23 08 2022 | 08:16Ioannis Tsipouridis


A recent letter in NATURE by two prominent Greek scientists[i] brings to the forefront, what must surely have been in most people’s minds: that recent emergency energy policy is at odds with emergency climate policy.

The tragic events that unfolded, with the invasion of Ukraine in February 2022, and the ensuing humanitarian crisis, was soon followed by an unforeseen energy crisis, the operative word here being “unforeseen”.

None could have predicted this development. None would have ever imagined that Russia would turn off (for all intends and purposes) gas supplies to Europe. And given that Europe relies heavily on Russian fossil fuels, it soon found itself immersed in an emergency energy crisis, which can only get worse in the coming winter.

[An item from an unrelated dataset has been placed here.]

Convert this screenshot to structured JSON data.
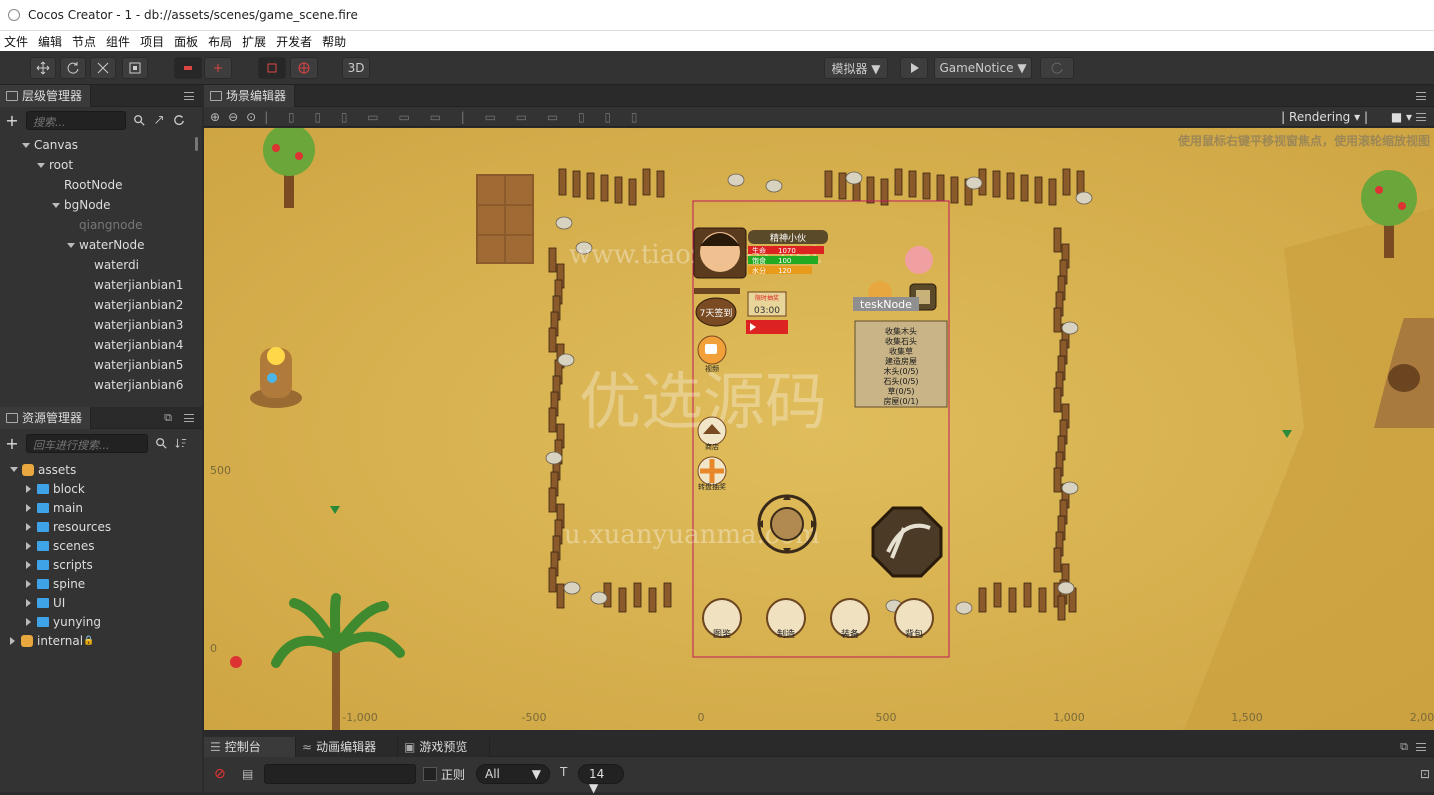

The under panic response was a fossil fuel bonanza that surpassed even the wilder dreams of the fossil fuel industry. Coal and lignite thermal stations were reopened, imported LNG orders skyrocketed and new hydrocarbon explorations were approved, ordered or wished for.

“What about the climate?” one may ask.

“What climate?” is the short answer.

No scientific study, no model, no calculations included a disruptive parameter of this magnitude in their analysis.

So where is the climate going post Ukraine?

Nobody can answer with certainty, as first of all is not clear for how long this disruption will continue to outdate all previous climate and energy studies.

The scientific world and their spearhead body IPCC have to intervene immediately to redress the balance by producing credible studies that will advise and inform the required climate policy to lead us back to the straight and narrow path of the 1.5oC Paris goal.